Die Optimierung des Herstellungsprozesses ist dem Forschenden-Team nach zahlreichen Tests und Entwicklungsschritten gelungen. Dabei setzte das Fraunhofer-Institut aus Hermsdorf auf eine jahrelange Expertise in der Highend-Membran-Technologie und im Umgang mit Keramik.

Kostensenkung bei Erneuerbarer Energie

Fraunhofer-Forscher Richter erklärt den nächsten Schritt: “Wir skalieren die Technologie gerade vom Technikums-Maßstab hoch für den industriellen Einsatz.”
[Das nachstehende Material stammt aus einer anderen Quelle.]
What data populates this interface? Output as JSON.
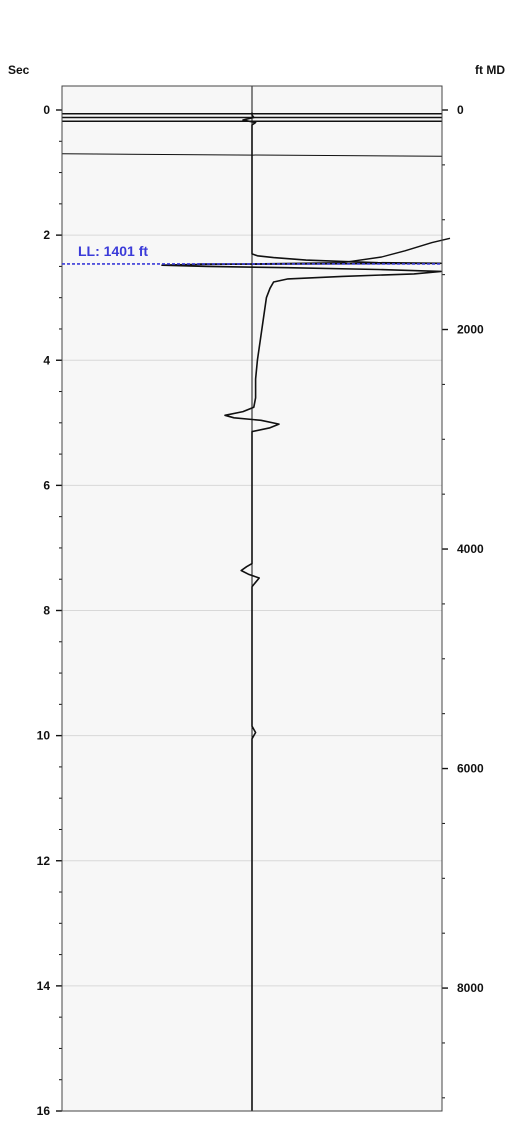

Für Betreiber von Leitungen eröffnet die Fraunhofer-Technologie die Chance, Biomethan, Erdgas oder Wasserstoff schnell, sauber und mit niedrigem Energieaufwand zu trocknen. Damit schonen sie ihre Anlagen und senken die Kosten. Die Expertinnen und Experten des Fraunhofer IKTS können Energieversorger, Netzbetreiber oder auch Anlagenbauer beim Bau von Pilotanlagen beraten oder Konzepte hierfür erstellen.

Die Forschungsarbeiten wurden durch die Deutsche Bundesstiftung Umwelt im Projekt “Hybiodirect” unterstützt. Als Projektpartner war die DBI Gas- und Umwelttechnik GmbH involviert. Erprobt wurde die Technik auch schon im vom Bundesministerium für Forschung, Technologie und Raumfahrt unterstützten Vorhaben H2well-compact, das die Entwicklung einer dezentralen Wasserstoffwirtschaft in der Region Main-Elbe vorantreiben will.